クルルはカンナが何をやらせたいのか理解しているようで、名前を呼ばれても特に驚きはない。
「クルクルには、敵本陣への潜入及び……総大将であるアヤメ・ソンの捕縛若しくは殺害をお願いしたい。ラナの中で───いや。今の大陸西部で君に勝てる人間は居ない、と断言出来るほどの戦闘能力と隠密能力があるクルクルにしか出来ない仕事だ。やってくれるかな?」
「分かりました…にゃ。元よりそのつもりでしたから、手間が省けます…にゃ」
最も危険な役割をあっさりと引き受けるクルル。彼女の実力なら問題はないだろうが、万が一の時を考えて後で合図を送れるようにしていつでも手助けに行けるようにしておこうと思う。

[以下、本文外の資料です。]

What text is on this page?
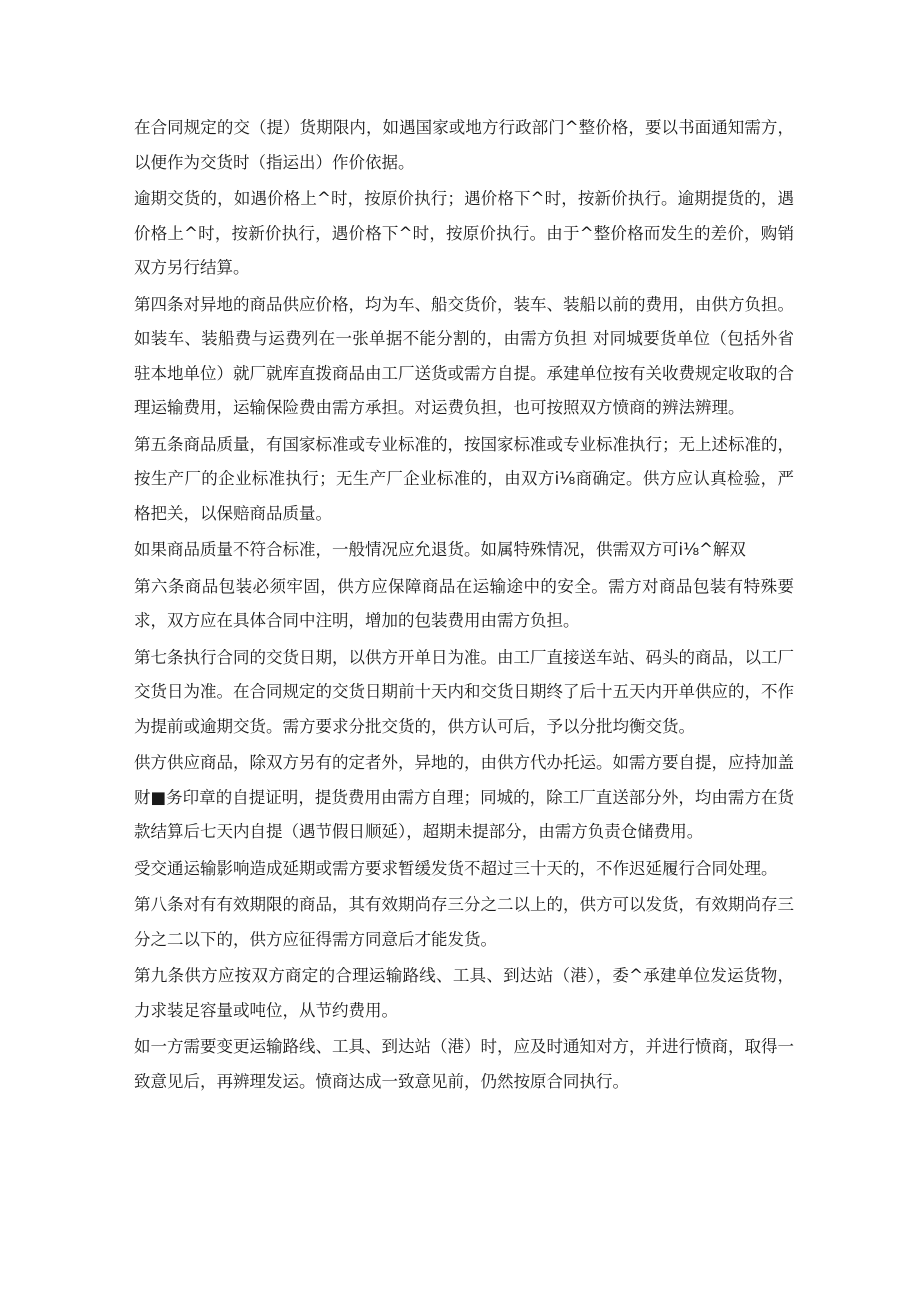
在合同规定的交（提）货期限内，如遇国家或地方行政部门^整价格，要以书面通知需方，以便作为交货时（指运出）作价依据。

逾期交货的，如遇价格上^时，按原价执行；遇价格下^时，按新价执行。逾期提货的，遇价格上^时，按新价执行，遇价格下^时，按原价执行。由于^整价格而发生的差价，购销双方另行结算。

第四条对异地的商品供应价格，均为车、船交货价，装车、装船以前的费用，由供方负担。如装车、装船费与运费列在一张单据不能分割的，由需方负担 对同城要货单位（包括外省驻本地单位）就厂就库直拨商品由工厂送货或需方自提。承建单位按有关收费规定收取的合理运输费用，运输保险费由需方承担。对运费负担，也可按照双方愤商的辨法辨理。

第五条商品质量，有国家标准或专业标准的，按国家标准或专业标准执行；无上述标准的，按生产厂的企业标准执行；无生产厂企业标准的，由双方i⅛商确定。供方应认真检验，严格把关，以保赔商品质量。

如果商品质量不符合标准，一般情况应允退货。如属特殊情况，供需双方可i⅛^解双

第六条商品包装必须牢固，供方应保障商品在运输途中的安全。需方对商品包装有特殊要求，双方应在具体合同中注明，增加的包装费用由需方负担。

第七条执行合同的交货日期，以供方开单日为准。由工厂直接送车站、码头的商品，以工厂交货日为准。在合同规定的交货日期前十天内和交货日期终了后十五天内开单供应的，不作为提前或逾期交货。需方要求分批交货的，供方认可后，予以分批均衡交货。

供方供应商品，除双方另有的定者外，异地的，由供方代办托运。如需方要自提，应持加盖财■务印章的自提证明，提货费用由需方自理；同城的，除工厂直送部分外，均由需方在货款结算后七天内自提（遇节假日顺延），超期未提部分，由需方负责仓储费用。

受交通运输影响造成延期或需方要求暂缓发货不超过三十天的，不作迟延履行合同处理。

第八条对有有效期限的商品，其有效期尚存三分之二以上的，供方可以发货，有效期尚存三分之二以下的，供方应征得需方同意后才能发货。

第九条供方应按双方商定的合理运输路线、工具、到达站（港），委^承建单位发运货物，力求装足容量或吨位，从节约费用。

如一方需要变更运输路线、工具、到达站（港）时，应及时通知对方，并进行愤商，取得一致意见后，再辨理发运。愤商达成一致意见前，仍然按原合同执行。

ともあれ、これで全員の役割は決まった。後は直接戦うだけだ。一戦で決まってしまうのか、何戦もすることになるのかはその時にならなければ分からないが、負ければお終いであることは変わらない。
「では、明後日の早朝に守備兵を残して出陣する。各自準備を整えるように。以上、解散」
カンナの言葉で次々と広間を後にしていくラナの重鎮たち。ヴァンもその波に流されるようにして出て行き、私も出ようとしたところでカンナから声をかけられた。
「この戦に勝てるかどうかでラナの行く末が決まる。……ボクたちは勝てるかな?」
残って居たのが私とクルルだけだったので他の人間に聞かれることは無かったが、これから戦に赴くにしては随分と気弱な台詞だった。だが自信満々よりかは余程良い。しっかりと現状が把握出来ている証拠である。
「不安に思う気持ちは理解出来るが、安心しろ。今のラナに負けはない。私たちがいるからな」
「はい。主も私も、ついでにヴァンも。この国のどんな戦士より精強です…にゃ」
小声で「人より永く生きていますから……」と呟いたのは、聞かない振りをした。幸いカンナには聞こえていなかったようで、聞き返してくることも無かった。
「そうか……そうだね。ありがとう、二人とも」
カンナは感謝の言葉を述べてから広間を後にした。通り過ぎる時に見た横顔からは、不安げな様子はもはや微塵も感じられなかった。